Hi --- this call to find_adversarial_example attempts to search the whole input space for an adversarial example. This can be very inefficient, since the bounds on the input to each non-linearity are very loose.

To fully take advantage of the approach, I would advocate that you specify the range of perturbations that you're searching in. For example, if you're searching over a l-infinity ball of size eps=0.01, you would do the following.

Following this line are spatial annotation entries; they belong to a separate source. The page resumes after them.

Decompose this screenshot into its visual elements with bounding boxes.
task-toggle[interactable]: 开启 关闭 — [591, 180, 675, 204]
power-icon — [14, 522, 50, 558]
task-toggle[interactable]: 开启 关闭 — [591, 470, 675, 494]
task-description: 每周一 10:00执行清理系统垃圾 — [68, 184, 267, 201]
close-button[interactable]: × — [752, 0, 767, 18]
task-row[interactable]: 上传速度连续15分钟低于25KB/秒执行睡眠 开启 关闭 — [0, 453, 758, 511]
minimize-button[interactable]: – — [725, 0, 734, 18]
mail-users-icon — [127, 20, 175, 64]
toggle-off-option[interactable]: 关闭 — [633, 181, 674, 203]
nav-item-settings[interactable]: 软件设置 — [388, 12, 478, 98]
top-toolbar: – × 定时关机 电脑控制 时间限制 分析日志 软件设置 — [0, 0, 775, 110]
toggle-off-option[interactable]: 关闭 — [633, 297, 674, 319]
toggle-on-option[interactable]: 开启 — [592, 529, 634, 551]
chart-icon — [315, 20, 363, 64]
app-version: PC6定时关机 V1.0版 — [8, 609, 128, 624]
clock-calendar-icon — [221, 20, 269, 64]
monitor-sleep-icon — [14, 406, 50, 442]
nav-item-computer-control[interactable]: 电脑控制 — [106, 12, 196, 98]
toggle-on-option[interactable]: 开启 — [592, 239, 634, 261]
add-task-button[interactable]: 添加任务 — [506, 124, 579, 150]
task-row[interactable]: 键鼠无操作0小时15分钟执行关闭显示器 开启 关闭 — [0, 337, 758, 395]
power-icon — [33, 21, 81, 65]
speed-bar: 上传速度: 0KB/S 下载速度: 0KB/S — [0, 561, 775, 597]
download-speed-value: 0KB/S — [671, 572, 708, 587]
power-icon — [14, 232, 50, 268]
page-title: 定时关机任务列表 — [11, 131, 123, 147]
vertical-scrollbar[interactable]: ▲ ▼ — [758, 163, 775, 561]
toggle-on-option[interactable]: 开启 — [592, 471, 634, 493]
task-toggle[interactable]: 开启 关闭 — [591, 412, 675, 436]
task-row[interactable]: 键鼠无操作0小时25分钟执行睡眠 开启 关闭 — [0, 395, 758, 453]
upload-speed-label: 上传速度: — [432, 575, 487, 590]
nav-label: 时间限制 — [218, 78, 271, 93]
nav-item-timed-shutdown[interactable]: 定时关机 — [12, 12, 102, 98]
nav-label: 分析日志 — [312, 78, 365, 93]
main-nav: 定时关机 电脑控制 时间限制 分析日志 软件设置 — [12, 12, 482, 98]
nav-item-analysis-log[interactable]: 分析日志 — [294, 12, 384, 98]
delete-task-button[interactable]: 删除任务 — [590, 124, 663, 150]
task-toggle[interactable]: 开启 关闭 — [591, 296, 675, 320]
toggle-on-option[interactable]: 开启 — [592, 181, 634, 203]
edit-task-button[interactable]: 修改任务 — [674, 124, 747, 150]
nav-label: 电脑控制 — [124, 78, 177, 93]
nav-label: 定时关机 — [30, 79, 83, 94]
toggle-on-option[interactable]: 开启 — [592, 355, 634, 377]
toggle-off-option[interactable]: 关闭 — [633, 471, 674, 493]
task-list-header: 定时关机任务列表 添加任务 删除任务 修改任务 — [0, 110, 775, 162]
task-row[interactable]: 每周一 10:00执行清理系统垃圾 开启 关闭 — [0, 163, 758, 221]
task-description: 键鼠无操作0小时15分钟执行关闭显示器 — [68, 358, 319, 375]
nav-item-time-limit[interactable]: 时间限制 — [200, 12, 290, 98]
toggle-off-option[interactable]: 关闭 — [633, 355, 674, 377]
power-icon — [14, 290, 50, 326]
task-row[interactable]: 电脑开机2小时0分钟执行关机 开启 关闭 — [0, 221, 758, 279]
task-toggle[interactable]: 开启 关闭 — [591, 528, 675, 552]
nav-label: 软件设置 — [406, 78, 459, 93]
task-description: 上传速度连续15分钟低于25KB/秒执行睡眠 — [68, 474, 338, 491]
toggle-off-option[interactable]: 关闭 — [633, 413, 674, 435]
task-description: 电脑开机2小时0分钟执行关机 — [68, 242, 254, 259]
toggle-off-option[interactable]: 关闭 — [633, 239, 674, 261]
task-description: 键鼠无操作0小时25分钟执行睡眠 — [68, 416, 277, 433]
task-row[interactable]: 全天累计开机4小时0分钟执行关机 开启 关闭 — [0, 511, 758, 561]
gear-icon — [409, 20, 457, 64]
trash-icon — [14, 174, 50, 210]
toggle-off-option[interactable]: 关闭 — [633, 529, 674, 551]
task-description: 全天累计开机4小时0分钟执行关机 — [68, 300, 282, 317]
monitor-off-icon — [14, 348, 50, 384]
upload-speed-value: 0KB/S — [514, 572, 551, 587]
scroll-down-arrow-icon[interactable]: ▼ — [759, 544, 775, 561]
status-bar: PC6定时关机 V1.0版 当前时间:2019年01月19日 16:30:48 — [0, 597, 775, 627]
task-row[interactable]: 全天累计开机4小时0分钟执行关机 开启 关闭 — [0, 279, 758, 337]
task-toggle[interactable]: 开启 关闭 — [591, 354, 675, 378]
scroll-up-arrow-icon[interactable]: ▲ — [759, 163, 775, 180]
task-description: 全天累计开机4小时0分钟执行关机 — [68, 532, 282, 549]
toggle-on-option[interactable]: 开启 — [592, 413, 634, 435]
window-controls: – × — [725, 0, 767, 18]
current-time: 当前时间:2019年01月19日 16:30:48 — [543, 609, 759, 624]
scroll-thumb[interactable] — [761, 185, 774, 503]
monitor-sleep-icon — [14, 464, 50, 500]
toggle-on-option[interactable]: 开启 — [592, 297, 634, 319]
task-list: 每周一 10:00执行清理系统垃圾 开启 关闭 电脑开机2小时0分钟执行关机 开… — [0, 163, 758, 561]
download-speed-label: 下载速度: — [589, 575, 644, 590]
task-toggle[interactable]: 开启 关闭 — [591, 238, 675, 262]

MIPVerify.find_adversarial_example(
    nn, 
    sample_image, 
    4, 
    GurobiSolver(),
    pp=MIPVerify.LInfNormBoundedPerturbationFamily(0.01)
)

It also makes a difference whether you're trying to find the minimal adversarial example or just some adversarial example within a given distance. Let me know what you're trying to do and I can give you a bit more advice.

[UserAlreadyTaken]

ok, I will try to specify the range of perturbations. What I'm trying to do is that learning how to verify robustness of neural network. I am a student and I'm studying this research. By the way, can I have you other contact information like Wechat or anyothers, it will be more convenient to get advice from you, thanks!

[vtjeng]

Closing as there has not been any activity on this issue for more than 90 days --- feel free to re-open if there are any additional questions.

[ksilken]

I have questions that seem to fit this thread. My neural network is in an h5 file and I want to convert it to .mat by Matlab. First, do you think this is a good way to do this and if not, what would you do? Second, I know for your conversion where you started with pytorch, you saved your nn in a dictionary. Assuming I'm using Matlab, which should I use: structures or containers? Thank you.

[vtjeng]

Hi @ksilken, saw that you had a follow-up question in #36, so perhaps you've already addressed these issues.

Anyway --- If I were doing this personally, I would use Python but only because that's what I'm most familiar with. (I haven't used Matlab in a long time).

If you succeeded at using Matlab, would you share whether you used structures or containers for other people coming across this thread?